Yes, the irony of this blog entry isn’t lost on me. In fact, thinking has always been the biggest barrier between me and mindfulness. I remember being on a second date with a young lady (before I met my lovely bride, Lori) who said to me, “You know, your problem is that you think too much.” I responded with, “And you don’t think enough.” I don’t recall a third date. Anyway, I have always been prone to pondering. One of my favorite pastimes is taking a long hike with my dog Boone and contemplating, imagining, and conjuring; an experience I call “wander ponders.” Lori says that this is “active meditation.” I like that. I think it is as close as I get to mindfulness.
I am thinking about mindfulness these days because I have been mulling around the concepts of self- actualization, full cognitive development, and achieving true contentment. In Marine parlance, I have been pondering, “be[ing] all you can be.” There are a lot of renowned minds, current and past, who dedicated their life to these topics. What does it mean to become self-actualized? What is the highest level of consciousness to which we humans can aspire? Is it possible to be truly content? Can we all reach the same levels of being or are some of us limited by our intellect? Heck, what is intellect? (That’s another blog topic).
As I age, I have become increasingly unconcerned about the external definitions of success. I have never been interested in fame, in fact it sounds very unappealing to me. Wealth is not particularly inspiring: I want only enough money to ensure that the ongoing battle between my checking account and my bills doesn’t intercede on my consciousness at 2 AM in the morning. Had I wanted status, I would have stayed in the corporate world. As an American, when you remove fame, wealth, and status from your wish list of things to which you aspire, you are left with a more introspective list. You have also lost any chance at a reality television show.

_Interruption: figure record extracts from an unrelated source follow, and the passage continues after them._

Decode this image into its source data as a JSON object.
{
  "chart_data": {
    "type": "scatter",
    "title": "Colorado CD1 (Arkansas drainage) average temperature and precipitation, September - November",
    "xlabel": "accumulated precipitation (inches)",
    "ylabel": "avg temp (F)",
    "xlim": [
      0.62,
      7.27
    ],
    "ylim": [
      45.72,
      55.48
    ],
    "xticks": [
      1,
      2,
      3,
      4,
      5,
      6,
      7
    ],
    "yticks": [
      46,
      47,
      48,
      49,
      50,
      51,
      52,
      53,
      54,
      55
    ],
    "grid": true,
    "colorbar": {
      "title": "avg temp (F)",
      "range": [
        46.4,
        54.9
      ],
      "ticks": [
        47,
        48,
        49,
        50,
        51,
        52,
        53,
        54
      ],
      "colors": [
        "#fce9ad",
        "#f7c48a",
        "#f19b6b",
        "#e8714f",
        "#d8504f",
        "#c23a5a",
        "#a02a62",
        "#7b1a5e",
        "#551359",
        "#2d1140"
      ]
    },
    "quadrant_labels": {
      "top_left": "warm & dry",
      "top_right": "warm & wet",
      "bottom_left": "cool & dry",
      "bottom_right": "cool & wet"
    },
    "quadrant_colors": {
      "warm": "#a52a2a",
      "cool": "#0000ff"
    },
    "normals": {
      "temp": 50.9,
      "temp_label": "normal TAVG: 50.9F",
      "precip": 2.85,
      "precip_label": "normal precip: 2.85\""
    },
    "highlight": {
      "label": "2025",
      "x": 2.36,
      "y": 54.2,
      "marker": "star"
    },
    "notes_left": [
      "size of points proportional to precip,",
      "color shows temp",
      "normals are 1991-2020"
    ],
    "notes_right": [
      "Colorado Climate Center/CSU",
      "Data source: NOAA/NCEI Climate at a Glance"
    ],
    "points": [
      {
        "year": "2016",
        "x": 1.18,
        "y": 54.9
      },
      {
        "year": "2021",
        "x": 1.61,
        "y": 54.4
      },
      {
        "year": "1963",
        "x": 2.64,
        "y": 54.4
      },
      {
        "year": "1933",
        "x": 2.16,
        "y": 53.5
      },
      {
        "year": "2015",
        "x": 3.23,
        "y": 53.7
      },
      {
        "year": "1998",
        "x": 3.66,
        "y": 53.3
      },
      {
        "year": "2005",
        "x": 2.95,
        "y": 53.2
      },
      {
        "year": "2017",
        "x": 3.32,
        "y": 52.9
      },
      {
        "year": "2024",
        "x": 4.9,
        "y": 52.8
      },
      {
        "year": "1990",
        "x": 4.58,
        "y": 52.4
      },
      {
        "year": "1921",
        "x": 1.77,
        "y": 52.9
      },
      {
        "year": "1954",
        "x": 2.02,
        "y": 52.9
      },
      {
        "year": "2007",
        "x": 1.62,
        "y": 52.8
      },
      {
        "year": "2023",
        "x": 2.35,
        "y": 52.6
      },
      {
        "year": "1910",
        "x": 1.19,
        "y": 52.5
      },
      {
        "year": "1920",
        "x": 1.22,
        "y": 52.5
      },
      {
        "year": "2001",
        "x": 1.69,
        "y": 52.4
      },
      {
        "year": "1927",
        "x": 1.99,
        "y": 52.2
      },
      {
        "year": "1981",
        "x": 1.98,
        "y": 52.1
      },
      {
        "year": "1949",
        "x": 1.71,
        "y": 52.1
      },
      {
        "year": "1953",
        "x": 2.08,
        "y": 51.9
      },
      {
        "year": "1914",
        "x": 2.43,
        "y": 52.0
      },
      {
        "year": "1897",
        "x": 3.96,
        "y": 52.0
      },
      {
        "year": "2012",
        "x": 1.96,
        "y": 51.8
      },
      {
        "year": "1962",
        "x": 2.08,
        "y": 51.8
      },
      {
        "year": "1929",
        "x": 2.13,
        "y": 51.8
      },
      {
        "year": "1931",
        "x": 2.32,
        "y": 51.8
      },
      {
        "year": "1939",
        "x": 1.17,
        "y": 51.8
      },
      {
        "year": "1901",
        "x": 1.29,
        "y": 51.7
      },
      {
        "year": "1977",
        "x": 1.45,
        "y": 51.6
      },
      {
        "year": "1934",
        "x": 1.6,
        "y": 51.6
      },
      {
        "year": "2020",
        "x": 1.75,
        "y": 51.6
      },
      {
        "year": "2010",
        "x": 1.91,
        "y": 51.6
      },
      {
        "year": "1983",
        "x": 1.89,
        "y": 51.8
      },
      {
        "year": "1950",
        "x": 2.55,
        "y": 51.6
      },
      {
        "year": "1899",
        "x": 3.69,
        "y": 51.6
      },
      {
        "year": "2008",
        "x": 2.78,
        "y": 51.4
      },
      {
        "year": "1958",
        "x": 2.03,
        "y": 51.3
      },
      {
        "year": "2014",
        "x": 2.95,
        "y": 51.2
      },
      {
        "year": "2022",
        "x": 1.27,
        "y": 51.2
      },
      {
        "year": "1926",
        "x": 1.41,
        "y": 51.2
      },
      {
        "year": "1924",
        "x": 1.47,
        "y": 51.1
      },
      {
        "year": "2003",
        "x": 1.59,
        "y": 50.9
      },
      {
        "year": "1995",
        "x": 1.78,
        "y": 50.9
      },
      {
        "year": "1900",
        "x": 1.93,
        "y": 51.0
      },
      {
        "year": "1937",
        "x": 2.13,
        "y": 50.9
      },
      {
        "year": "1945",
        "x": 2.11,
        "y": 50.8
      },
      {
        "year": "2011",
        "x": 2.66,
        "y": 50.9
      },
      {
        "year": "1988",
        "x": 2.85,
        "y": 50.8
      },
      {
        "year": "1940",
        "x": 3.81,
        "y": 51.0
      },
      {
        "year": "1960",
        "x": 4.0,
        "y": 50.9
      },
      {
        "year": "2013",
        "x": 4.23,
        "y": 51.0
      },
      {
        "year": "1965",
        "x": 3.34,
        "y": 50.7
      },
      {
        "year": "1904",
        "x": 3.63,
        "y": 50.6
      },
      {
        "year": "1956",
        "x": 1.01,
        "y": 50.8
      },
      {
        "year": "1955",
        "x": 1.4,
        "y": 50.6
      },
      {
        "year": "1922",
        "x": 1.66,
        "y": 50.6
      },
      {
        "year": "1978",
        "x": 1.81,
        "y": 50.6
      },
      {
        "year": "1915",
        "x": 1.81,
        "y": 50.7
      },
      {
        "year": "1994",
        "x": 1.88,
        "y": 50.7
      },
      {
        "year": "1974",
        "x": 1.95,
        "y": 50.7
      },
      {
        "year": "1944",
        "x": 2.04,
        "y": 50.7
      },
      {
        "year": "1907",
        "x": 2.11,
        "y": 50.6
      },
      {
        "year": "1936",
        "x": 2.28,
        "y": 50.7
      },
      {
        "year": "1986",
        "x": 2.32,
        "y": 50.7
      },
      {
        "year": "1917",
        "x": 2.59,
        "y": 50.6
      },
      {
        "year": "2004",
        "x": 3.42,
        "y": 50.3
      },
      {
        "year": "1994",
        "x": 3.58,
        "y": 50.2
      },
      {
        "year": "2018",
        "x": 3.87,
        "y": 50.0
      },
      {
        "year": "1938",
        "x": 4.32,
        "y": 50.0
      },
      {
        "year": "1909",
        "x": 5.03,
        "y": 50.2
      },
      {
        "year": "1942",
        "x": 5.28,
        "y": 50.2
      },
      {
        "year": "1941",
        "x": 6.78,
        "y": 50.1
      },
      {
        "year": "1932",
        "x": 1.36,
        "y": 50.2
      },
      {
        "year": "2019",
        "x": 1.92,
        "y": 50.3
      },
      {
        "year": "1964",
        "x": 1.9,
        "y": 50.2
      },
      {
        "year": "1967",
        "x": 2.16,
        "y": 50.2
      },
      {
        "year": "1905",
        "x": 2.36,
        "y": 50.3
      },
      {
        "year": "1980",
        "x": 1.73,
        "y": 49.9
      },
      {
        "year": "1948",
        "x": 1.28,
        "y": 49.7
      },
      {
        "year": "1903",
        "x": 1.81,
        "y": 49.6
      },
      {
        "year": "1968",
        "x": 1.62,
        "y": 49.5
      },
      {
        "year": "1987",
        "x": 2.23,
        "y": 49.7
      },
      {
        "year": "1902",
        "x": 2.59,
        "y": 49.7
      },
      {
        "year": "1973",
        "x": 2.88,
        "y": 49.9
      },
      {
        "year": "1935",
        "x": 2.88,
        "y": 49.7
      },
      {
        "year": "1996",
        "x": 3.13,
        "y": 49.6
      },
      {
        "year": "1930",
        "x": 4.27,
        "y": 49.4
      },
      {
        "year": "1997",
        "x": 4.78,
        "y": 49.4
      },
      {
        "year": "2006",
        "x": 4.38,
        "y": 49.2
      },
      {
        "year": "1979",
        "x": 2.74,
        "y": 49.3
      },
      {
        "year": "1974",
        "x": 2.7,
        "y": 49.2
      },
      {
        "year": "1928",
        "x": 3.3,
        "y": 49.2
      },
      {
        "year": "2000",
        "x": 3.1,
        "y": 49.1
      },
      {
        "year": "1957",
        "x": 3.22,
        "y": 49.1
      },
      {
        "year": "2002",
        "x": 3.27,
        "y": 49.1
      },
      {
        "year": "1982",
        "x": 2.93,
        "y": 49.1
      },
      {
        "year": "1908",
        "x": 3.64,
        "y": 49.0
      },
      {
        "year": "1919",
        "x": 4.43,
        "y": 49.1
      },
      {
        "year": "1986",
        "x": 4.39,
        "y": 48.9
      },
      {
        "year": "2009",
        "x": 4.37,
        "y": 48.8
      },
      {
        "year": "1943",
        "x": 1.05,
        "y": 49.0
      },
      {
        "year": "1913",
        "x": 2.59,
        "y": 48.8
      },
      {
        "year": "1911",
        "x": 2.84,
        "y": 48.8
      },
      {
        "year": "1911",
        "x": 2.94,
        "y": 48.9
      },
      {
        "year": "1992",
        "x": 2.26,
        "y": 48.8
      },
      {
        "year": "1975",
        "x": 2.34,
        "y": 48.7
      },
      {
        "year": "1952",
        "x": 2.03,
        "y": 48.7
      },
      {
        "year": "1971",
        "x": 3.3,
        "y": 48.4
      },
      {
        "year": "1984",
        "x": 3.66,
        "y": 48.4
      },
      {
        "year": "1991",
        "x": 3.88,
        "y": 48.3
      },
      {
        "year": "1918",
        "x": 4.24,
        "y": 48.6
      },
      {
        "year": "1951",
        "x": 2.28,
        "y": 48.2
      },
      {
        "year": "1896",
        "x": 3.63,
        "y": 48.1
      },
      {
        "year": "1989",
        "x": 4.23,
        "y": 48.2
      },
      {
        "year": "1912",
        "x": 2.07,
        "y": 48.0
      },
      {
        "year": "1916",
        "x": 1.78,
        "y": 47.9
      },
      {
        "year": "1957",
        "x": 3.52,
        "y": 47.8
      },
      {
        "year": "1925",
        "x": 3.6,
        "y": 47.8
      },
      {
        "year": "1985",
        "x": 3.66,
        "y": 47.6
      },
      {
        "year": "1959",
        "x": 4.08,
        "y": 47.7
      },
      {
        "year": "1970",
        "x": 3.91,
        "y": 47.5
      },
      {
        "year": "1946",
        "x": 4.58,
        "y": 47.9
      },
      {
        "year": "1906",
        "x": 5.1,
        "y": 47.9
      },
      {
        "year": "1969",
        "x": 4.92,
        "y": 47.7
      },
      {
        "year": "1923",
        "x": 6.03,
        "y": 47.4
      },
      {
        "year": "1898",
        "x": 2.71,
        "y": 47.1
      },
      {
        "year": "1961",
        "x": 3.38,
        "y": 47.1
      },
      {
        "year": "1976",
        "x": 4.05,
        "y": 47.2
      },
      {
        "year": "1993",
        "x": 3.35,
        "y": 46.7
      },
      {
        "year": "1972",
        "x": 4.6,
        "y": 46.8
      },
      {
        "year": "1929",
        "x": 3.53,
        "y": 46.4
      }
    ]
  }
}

What is on my list? When I reach the mid-point of our wander ponders, the moment when Boone and I come into a large meadow about three miles into our hike, I release Boone from his leash and let him bound about gleefully. It is at this place that I achieve my own thoughtful version of mindfulness. Watching Boone embrace his five minutes of unfettered freedom, I think to myself, true and full self- actualization for me is really three things. First, it is the independence to live as I wish to live; to do what I love and love it as I do it. Second, it is the peace of mind of knowing that I am blessed at this very moment in time and not want for anything more. And finally, the self discipline to not let my own thoughts chase away the first two.
I do not know to what spiritual heights a human being can rise, but the limits of my brain make it hard for me to imagine there is a higher level of consciousness than the independence to live as you wish to live, to have inner peace in the present, and to possess the ability to armor yourself from any thoughts to the contrary. My fullest self looks exactly like Boone in the meadow.